Locals are excited about the project, too.
Rick Horst, South Jordan's city manager, said the city supports Melfi and his plans and hopes he can take his enormous vision to its full extent — though he said it will be a long process, starting with the uphill battle of raising support and donations for the school and, perhaps in many years, ultimately becoming an arts powerhouse for the valley.
"As a city, we applaud his efforts and recognize that what he's trying to do is something that could be very worthwhile not only in South Jordan, but in the entire Salt Lake Valley," Horst said. "It's a lofty ambition and will require a lot of parties to become a reality."
He said city officials and academy representatives have been meeting with people in the public and private sectors, trying to gain support and, hopefully, contributions to the expensive endeavor. Melfi estimates the school can get started if planners can gather $10 million in donations, matched by the $10 million grant.

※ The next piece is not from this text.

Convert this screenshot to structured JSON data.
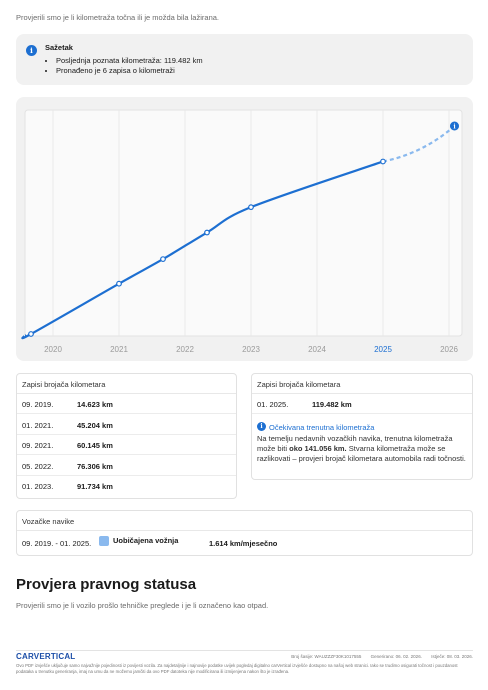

Horst also sees a major obstacle to the ultimate arts-complex plan in Salt Lake City's proposals to create an arts district around the historic Utah Theatre and nearby Capitol Theatre. The two projects, Horst said, would serve different purposes, but they would likely be competing for the state's finite supply of contributions to the arts.
Melfi said the performance center may have to be scaled down to accommodate the southern part of the valley. He said the primary focus of his project — and, for the past two years, the primary focus of his life — is the educational academy.
But Horst is hopeful the project will reach its full potential.
"I think it's just going to be a matter of patience and digging into the trenches and sooner or later it's going to happen," he said.